Dottie’s son doesn’t appear except in the opening sequence, however, because of the financially draining requirements for having children on set. The show gets around this, though, by having Dottie talk about Ollie and May, and in one episode, reviewing a photo album of her family. Inserts also show other children who were filmed off set, or feature animated characters like a caterpillar named Princess who has two dads.

Overall, the formula works. Actor Jen Plante plays Dottie as upbeat and cheery, but has a wide enough range to avoid the constant chirpiness that makes some children’s-television stars irritating. Her non-human friends, all puppets, are engaging and sympathetic. The songs have infectious lyrics and rhythms that should get most kids up and dancing, if my own 4-year-old is any indication.

Uncanny the Singing CanThere are a few rough edges. Uncanny’s high-pitched voice is sometimes hard to understand. A few inserts don’t seem to add to the whole, and others appear without enough transition, yanking us out of Dottie’s house. Stoner could take a cue from Sesame Street’s “Elmo’s World,” which has Elmo view videos e-mailed to him by other characters. A similar lead-in from Dottie (maybe her photo album could magically bring pictures to life) might work well to introduce scenes off the main set.

Dottie also isn’t quite up to the pedagogical rigor of shows like Sesame Street and Between the Lions. In “Beat Beet,” the characters discuss “words that sound the same, but have different meanings.” This works for pairs like “beat-beet” and “flower-flour.” When Dottie explains that “beehive” can mean both a home for bees and a hairdo, however, I scratched my head. The hairdo was named after the home for bees, so that isn’t really a separate meaning. Still, my son loved Dottie’s hot pink beehive wig, so maybe I’m being fussy.

If I am, it is in the hopes of being constructive. Despite some shortcomings, Dottie is more watchable than many mainstream children’s shows, and has a unique and compelling message of acceptance for all families. It is also refreshing to see a show that hasn’t yet swamped us with a wave of mass-market merchandising (though you can buy “Uncanny” t-shirts via its Web site). Still, it would be a certain sign of progress if Toys R Us started carrying posable Dottie action figures.

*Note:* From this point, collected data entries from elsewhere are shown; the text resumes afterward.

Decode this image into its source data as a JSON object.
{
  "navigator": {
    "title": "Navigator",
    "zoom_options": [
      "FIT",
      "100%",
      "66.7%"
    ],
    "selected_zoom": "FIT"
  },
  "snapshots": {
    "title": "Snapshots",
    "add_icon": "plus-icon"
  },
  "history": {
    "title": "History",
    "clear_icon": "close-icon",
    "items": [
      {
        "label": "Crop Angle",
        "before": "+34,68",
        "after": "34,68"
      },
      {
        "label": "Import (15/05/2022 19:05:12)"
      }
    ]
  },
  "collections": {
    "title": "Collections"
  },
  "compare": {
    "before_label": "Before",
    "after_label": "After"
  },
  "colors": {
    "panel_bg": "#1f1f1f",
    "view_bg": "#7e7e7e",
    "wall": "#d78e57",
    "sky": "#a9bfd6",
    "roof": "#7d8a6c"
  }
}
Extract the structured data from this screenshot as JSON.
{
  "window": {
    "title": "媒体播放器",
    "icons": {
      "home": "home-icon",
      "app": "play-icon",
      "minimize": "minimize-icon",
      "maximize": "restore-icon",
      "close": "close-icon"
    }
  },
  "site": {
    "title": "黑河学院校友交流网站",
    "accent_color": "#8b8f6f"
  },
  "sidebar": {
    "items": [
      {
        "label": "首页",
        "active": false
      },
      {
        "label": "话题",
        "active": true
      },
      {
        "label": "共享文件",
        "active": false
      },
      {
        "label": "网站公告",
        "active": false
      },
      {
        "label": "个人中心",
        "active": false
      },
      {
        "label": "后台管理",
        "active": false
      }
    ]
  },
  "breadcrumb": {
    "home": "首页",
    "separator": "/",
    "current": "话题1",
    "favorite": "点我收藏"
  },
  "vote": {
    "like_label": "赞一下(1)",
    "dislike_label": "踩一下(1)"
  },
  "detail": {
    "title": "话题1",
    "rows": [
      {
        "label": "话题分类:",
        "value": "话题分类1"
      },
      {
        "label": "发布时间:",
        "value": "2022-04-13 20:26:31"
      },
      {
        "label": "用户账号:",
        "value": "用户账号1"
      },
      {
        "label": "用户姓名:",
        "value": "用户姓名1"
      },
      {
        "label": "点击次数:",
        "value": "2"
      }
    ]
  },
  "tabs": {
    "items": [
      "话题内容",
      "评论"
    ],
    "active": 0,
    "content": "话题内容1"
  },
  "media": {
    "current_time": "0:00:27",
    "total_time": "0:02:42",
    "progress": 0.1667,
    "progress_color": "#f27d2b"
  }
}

The first DVD, with two episodes, is available now at www.dottiesmagicpockets.com. Stoner is aiming to have the second DVD out in February, and work up to three or four per year, assuming the needed revenue comes in. One promising indicator is that they are getting “a lot of great response” both within and outside the LGBT community. “We’ve sold an equal amount to GLBT families and to traditional, straight families,” she says. “We’re selling to a lot of people who want to show their kids this is the way the world is, or here’s Auntie Sue and Auntie Jane’s family. It’s just a really good tool for everybody.”

With holiday season coming up, there’s no reason not to share a little of Dottie’s glitter with your young children, extended family and friends.